In 1889 when Kiser moved to Chicago, he had few resources, with his obituary in the American Artisan and Hardware Record later describing him as "practically penniless". That same year he took a job as manager of the Chicago Sewing Machine company. He rose to become the president of the company. Taking advantage of a boom in bicycle usage in the United States at that time, he and his partner Chandler Robbins then started Monarch Cycle Manufacturing Company to manufacture bicycles. The company, which was established with $500,000 in capital, built its factory at the corner of North Halsted and West Lake Streets in Chicago. The building was designed by John Mills II.

In 1892, Monarch Cycle had only 35 employees and made 150 bicycles. By 1896 the company had 1200 employees, and they were producing 50,000 bicycles. At its peak, the Monarch Cycle employed around 400 engineers. The company sold bicycles worldwide.

In 1899 he sold his company to the Bicycle Trustjust before the sales crashed due to the emergence of automobile.

In 1902 he became the treasurer of the Phoenix Horseshoe Company of Chicago.
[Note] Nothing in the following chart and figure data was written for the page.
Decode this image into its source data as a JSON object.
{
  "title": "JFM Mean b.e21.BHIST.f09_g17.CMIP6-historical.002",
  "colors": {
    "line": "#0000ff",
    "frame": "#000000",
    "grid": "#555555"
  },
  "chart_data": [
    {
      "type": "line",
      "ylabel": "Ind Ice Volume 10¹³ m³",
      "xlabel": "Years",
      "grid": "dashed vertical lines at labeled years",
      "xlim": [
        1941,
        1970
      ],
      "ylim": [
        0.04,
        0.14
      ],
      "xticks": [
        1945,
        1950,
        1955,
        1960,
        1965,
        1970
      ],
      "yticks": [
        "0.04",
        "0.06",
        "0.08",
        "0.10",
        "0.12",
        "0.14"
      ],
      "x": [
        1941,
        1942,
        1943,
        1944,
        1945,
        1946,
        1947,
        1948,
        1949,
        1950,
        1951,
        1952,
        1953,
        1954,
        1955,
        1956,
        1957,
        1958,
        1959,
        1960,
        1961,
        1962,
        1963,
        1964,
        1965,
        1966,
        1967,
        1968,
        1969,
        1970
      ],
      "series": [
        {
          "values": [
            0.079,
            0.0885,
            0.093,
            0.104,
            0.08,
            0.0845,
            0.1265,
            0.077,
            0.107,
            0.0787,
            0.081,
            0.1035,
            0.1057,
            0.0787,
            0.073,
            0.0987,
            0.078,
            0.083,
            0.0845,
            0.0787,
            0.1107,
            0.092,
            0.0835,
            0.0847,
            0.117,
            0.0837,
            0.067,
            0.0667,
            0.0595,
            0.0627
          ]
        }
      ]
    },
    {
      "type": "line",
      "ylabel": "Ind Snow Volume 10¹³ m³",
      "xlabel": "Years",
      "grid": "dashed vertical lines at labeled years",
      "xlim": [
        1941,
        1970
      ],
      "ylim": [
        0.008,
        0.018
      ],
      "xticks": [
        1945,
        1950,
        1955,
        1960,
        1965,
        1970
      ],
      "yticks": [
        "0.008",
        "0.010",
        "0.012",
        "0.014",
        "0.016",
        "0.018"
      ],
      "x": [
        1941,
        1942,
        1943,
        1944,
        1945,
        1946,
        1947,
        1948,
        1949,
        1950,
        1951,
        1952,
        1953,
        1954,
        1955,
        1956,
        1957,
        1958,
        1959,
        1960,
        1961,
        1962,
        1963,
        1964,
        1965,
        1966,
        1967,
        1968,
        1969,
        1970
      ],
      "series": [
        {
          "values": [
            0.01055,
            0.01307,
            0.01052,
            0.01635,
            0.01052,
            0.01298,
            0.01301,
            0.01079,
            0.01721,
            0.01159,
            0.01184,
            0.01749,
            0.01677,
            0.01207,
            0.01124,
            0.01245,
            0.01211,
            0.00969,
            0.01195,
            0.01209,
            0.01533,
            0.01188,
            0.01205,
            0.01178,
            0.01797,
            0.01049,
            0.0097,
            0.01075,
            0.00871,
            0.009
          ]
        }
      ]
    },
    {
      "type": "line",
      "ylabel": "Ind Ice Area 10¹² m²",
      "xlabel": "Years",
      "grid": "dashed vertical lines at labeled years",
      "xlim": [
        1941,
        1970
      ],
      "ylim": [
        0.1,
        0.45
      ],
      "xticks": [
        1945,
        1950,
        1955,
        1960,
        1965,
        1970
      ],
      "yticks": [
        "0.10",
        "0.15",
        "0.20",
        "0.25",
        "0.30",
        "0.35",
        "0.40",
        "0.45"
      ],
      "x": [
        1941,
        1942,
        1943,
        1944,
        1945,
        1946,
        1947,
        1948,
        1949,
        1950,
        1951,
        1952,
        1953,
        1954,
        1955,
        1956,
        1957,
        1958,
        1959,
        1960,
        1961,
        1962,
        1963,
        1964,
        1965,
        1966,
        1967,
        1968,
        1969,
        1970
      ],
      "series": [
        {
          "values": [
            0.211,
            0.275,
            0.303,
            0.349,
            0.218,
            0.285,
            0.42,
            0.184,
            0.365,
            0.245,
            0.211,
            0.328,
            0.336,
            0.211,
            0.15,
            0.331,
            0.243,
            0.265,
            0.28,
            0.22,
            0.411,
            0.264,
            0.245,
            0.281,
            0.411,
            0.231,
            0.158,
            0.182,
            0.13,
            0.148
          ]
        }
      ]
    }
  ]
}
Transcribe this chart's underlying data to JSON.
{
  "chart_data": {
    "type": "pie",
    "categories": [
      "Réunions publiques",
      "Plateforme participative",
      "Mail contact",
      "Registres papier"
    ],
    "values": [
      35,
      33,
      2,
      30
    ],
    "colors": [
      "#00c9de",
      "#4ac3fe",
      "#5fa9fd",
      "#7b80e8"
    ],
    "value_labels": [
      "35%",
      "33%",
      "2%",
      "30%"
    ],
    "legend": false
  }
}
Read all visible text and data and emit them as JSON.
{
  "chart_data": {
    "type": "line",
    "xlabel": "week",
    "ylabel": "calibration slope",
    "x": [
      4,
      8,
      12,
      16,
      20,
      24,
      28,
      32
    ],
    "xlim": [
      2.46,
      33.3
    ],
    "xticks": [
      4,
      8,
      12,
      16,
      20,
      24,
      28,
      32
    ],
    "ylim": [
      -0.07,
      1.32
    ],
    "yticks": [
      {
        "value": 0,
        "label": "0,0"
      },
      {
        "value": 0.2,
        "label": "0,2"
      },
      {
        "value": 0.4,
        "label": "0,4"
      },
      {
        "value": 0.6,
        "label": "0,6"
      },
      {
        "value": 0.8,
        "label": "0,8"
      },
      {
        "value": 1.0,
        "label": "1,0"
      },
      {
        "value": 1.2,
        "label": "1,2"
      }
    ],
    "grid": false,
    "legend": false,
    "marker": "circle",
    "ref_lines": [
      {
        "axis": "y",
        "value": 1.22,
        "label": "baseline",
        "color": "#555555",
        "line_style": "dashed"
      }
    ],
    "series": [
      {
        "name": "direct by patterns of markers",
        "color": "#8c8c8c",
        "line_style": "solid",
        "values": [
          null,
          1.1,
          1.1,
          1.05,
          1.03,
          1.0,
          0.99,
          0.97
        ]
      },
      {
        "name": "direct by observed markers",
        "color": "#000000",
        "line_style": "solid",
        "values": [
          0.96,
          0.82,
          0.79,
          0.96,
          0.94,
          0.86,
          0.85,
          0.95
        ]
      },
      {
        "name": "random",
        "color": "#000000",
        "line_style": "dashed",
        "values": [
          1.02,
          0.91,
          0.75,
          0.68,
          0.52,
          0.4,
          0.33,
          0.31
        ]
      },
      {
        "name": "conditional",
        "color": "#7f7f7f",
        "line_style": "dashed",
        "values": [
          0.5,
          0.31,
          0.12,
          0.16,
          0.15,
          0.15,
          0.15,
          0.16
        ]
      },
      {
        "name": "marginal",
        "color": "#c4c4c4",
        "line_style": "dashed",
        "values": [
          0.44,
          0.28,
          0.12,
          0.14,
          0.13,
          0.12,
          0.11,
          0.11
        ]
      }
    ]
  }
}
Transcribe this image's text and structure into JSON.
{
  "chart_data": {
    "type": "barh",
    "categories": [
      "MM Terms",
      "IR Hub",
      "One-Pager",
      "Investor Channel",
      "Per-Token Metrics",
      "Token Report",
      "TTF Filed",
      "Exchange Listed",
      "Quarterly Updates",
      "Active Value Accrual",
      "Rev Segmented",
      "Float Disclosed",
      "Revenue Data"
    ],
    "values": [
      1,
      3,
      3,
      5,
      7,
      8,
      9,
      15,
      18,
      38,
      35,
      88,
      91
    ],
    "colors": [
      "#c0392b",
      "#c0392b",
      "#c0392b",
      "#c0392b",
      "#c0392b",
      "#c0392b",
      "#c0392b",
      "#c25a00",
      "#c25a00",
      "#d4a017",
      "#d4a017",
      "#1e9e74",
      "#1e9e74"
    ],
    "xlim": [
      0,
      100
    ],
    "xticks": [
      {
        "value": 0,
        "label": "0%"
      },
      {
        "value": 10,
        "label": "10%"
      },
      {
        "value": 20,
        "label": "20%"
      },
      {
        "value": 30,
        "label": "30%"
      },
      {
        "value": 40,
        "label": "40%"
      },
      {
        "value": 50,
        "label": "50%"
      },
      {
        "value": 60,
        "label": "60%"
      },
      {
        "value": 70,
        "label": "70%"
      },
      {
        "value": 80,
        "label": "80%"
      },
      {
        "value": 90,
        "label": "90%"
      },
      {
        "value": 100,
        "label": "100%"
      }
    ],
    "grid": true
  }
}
By 1907 he was made president of the company. He was also the director of the First National Bank and the Miehle Printing Press.

== Personal life ==
He married Thirza (in some places spelled Thyrza) Wilhelmina (née) Furrow on September 18, 1884. They had one son born June 10, 1889; he was also named John William Kiser. It was reported that Kiser had amassed a fortune of $8 million (approximately US$200 million, adjusted for inflation as of December 2021) by the time of his death. Kiser had an interest in sailing and, in 1923, commissioned a 157-foot steel motor yacht from Friedrich Krupp Germaniawerft. The 375-ton vessel was purchased by the Maritime Commission and was used in the navy during World War II.

== Death ==
Kiser spent his time in St. Paris, Ohio, and New York and Chicago. He died October 31, 1916, in Chicago Illinois, at the Blackstone Hotel and his body was sent back to St. Paris for burial.